The Theban Tomb known as MMA 60 is located in Deir el-Bahari. It forms part of the Theban Necropolis, situated on the west bank of the Nile opposite Luxor. The tomb is the burial place several high ranking individuals dating to the 21st Dynasty.

==People buried in MMA 60==
- Djedmutesankh A – Chief of the Harem of Amun.
- Henuttawy B – Daughter of Pinedjem I and Duathathor-Henuttawy
- Henuttawy C – Chief of the Harem of Amun, Flutist of Mut, and God's Mother of Khonsu, probably a daughter of the Theban High Priest of Amun Menkheperre and of Isetemkheb C
- Menkheperre C – God's Father, Priest of Amun-Re, son of Fai-en-Mut, grandson of Piankh
- Ankhesmut
- Tabeketmut
- Nesenaset – Chantress of Amun
- Tiye – Chantress of Amun
- Gautsoshen A – Chief of the Harem of Montu.
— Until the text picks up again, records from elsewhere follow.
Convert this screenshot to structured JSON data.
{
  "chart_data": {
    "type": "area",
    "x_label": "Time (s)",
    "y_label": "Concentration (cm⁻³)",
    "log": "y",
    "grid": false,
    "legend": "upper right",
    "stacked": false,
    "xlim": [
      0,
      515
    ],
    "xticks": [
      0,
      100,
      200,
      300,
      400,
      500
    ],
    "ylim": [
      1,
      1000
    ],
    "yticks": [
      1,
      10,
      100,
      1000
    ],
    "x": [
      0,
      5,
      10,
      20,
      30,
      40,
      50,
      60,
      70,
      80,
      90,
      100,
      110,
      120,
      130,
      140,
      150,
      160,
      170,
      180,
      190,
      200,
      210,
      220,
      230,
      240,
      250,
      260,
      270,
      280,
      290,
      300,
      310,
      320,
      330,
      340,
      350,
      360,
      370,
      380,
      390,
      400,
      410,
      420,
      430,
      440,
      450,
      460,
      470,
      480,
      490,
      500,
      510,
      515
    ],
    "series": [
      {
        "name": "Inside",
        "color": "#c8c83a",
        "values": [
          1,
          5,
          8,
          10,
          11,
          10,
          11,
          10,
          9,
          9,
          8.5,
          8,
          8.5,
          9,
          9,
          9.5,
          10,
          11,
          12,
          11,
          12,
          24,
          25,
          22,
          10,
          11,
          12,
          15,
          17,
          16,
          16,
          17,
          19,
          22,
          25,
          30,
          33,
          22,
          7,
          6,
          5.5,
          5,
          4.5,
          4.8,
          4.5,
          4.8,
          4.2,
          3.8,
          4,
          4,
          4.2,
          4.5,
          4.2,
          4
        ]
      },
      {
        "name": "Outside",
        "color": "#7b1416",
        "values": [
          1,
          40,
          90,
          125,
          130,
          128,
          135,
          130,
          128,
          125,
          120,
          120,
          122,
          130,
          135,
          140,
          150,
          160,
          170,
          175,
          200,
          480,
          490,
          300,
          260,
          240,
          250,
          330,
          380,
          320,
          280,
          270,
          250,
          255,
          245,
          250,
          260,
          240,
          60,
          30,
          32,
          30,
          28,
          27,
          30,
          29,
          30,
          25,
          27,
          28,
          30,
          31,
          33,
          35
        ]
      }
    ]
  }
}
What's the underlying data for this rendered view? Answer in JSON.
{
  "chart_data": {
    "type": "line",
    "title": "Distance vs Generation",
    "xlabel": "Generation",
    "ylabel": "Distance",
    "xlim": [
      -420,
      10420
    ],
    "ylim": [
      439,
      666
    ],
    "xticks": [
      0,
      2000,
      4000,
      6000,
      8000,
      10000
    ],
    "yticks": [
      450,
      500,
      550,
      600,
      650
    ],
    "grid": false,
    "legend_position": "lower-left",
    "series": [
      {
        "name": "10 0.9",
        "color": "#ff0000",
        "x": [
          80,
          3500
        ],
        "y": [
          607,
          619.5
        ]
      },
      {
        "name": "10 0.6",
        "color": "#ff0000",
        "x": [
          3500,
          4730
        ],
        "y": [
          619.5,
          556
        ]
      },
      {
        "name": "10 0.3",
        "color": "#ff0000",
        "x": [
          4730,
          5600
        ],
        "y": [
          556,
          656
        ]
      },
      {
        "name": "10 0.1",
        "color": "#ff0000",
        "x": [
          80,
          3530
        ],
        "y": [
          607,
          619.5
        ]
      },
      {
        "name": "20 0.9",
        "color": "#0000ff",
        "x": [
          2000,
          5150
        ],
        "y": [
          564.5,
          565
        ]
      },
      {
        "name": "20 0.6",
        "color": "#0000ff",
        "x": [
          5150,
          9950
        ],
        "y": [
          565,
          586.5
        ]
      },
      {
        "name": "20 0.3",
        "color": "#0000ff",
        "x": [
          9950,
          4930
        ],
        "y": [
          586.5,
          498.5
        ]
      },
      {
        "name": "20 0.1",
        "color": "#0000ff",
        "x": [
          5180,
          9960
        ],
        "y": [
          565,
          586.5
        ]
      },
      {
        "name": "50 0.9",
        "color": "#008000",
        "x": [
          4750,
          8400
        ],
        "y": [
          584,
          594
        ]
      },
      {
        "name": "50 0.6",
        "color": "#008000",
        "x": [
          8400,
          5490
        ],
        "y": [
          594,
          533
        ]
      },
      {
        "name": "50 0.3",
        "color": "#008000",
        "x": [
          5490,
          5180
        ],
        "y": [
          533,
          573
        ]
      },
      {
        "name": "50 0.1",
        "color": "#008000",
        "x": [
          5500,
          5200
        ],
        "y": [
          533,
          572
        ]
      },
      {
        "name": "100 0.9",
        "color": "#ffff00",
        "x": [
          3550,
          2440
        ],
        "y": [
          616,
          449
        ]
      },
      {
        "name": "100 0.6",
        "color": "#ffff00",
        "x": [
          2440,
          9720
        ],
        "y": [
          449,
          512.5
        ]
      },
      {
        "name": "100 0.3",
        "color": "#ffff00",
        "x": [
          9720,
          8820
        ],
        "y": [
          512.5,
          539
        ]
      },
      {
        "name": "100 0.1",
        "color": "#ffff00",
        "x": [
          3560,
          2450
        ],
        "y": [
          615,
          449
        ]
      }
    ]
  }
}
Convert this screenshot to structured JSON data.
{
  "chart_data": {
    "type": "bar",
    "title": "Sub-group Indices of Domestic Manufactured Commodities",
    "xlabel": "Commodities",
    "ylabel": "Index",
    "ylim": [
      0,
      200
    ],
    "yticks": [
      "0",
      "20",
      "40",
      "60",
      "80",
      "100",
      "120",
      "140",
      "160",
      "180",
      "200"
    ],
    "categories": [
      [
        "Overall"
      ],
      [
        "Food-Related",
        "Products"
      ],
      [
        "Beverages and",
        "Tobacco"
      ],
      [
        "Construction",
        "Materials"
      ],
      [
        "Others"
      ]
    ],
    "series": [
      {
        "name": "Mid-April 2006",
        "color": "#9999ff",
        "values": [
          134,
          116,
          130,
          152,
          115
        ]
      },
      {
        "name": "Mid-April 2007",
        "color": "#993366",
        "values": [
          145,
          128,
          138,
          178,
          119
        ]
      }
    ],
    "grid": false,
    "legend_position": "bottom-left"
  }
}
Buried in Pit 4. Daughter of the High Priest Menkheperre and wife of Tjanefer A.

The original burial was for the three ladies Djedmutesankh A, Henuttawy B and Henuttawy C. The tomb was later reopened and the Priest of Amun Menkheperre was buried alongside the three women. The tomb would continue to be reopened and further burials would be made, including Tabeketmut and Ankhesmut.